“O Manel era tudo”

Eu não fui à escola porque não havia. Eu nasci em 1916. E, só em 1930, é que abriu a escola em Chãs d'Égua. Mas o meu pai ensinou-me a conhecer as letras. Também ele já tinha aprendido com o pai. E o meu avô materno ensinou-me a juntá-las. O nome do meu avô era José Moreira. Depois o meu pai foi-se embora para Lisboa e eu, quando vi que ele se ia embora, digo assim:

- Então pai, comprou-me um livro para eu aprender e agora vai-se embora? Quem é que me ensina?

- “Eu vou falar com o teu avô. Ficas incumbido ao teu avô”.

O meu avô gostava muito de mim, porque eu era neto e afilhado. Não era só neto. Ele é que me baptizou. O meu avô e a minha avó. De maneira que gostava muito de mim. Era o neto mais velho e sempre, até ao final, fui o querido dele. A minha avó tanto acarinhava uns como acarinhava outros, mas o meu avô era uma coisa que eu tinha com ele.

- “O Manel, o Manel, o Manel!”

O Manel era tudo para ele. O meu avô depois é que me disse como juntar as letras. Escrever o nome foi a primeira coisa. Era no Inverno, à noite. Acabávamos de cear, que naquele tempo não se falava em jantar. O jantar era ao meio-dia, mais ou menos. E então ele ensinou-me a juntá-las. A pedra era uma lousa, das casas, não era em caixilharia como agora há.
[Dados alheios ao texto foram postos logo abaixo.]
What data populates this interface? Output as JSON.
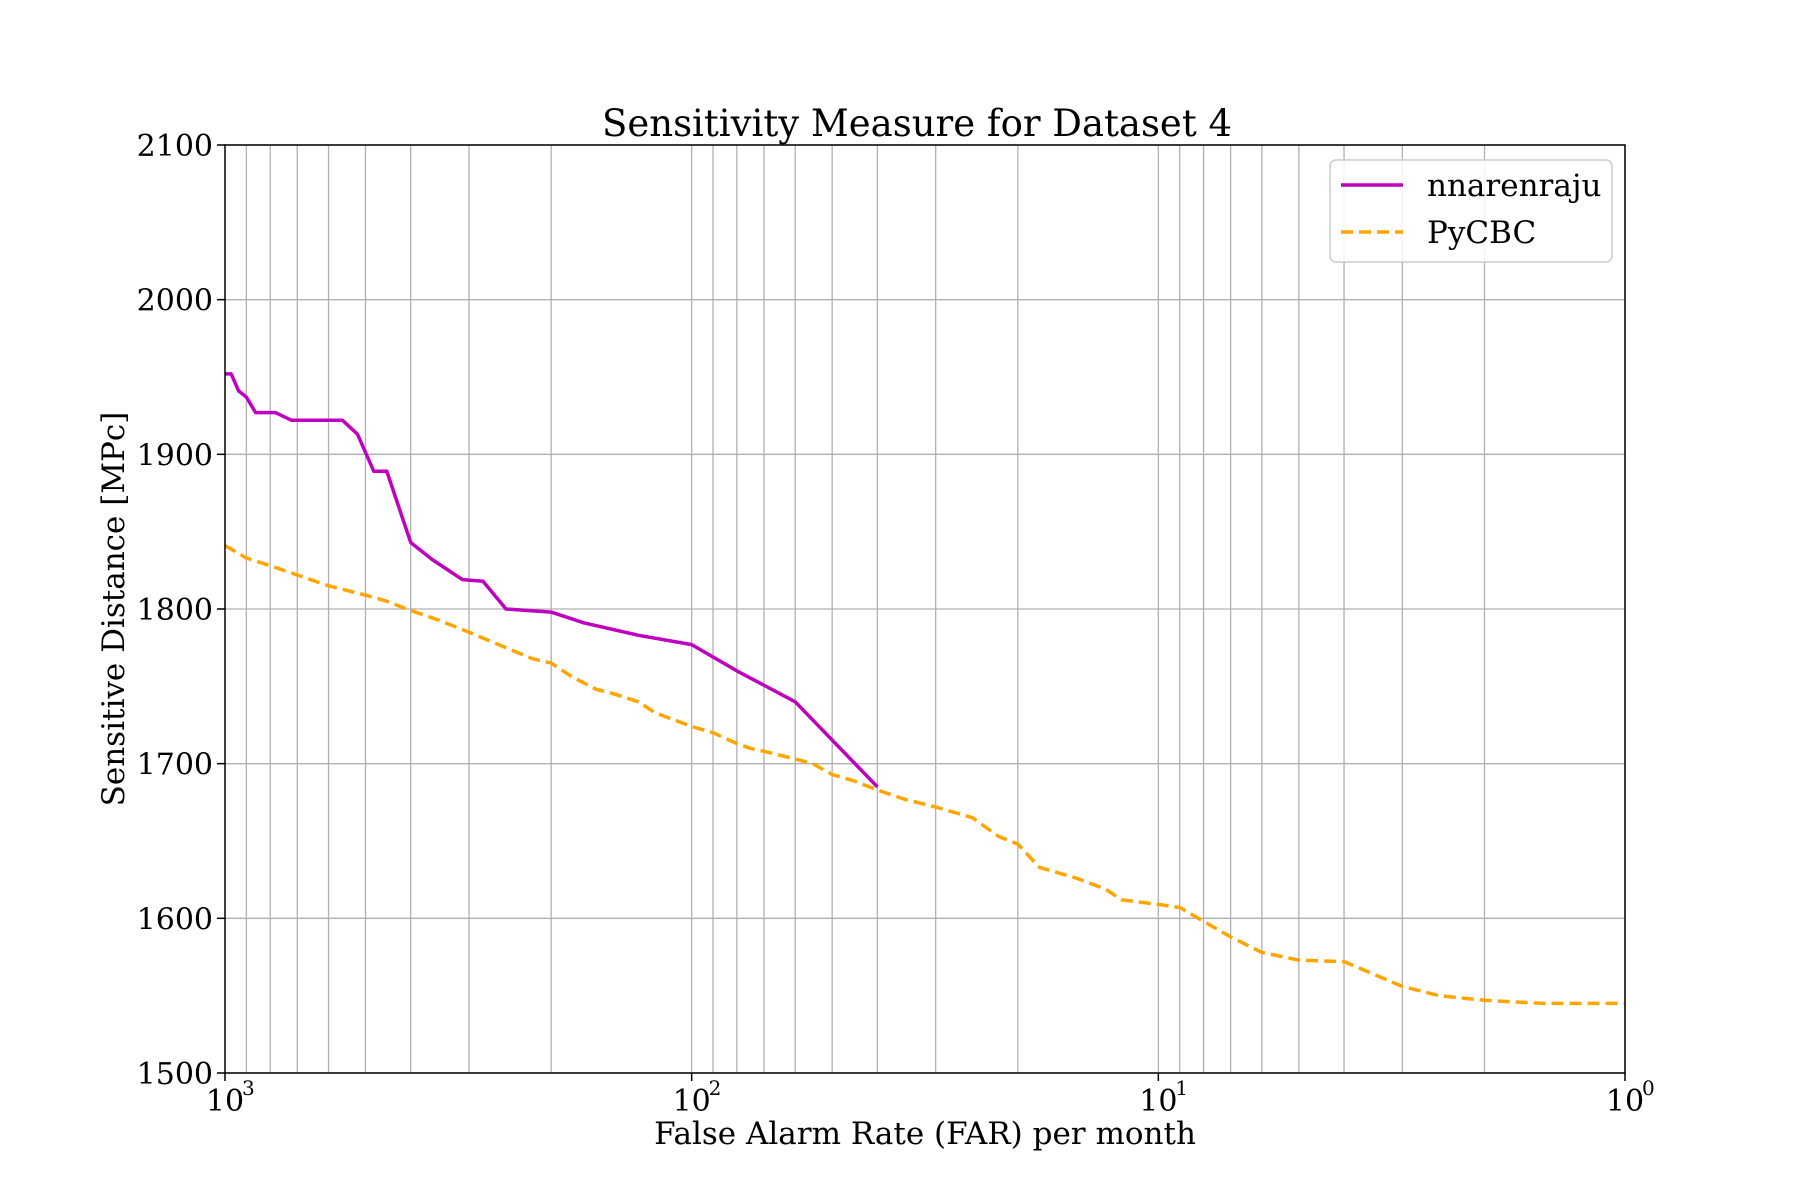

Que já há muitos anos, porque os meus filhos já foi tudo com pedras com caixilhos em volta. Era uma pedra qualquer, escura, que era para sobressair mais o lápis. Era com um lápis de pedra, que se escrevia e fazia contas e tudo isso. Mas eu contas pouco. Poucas fiz com o ensino do meu avô. Era mais escrever só. E com 10 anos, quando fui para a Borda d'Água, lá para os campos de Santarém, já escrevia. Já escrevia as cartas para a minha mãe e escrevia, para Lisboa, para o meu pai. E os correios entendiam-se com aquilo. Elas vinham ter ao destino. Felizmente, nunca se me perdeu carta nenhuma. E ainda fazia cartas para os meus companheiros, que lá andavam. Eram sete de Chãs d'Égua e, desses sete, só eu é que escrevia as cartas para mim e para eles. Eu hoje ponho-me a pensar:

- Não sei como os correios se entendiam. É preciso já ter táctica da vida.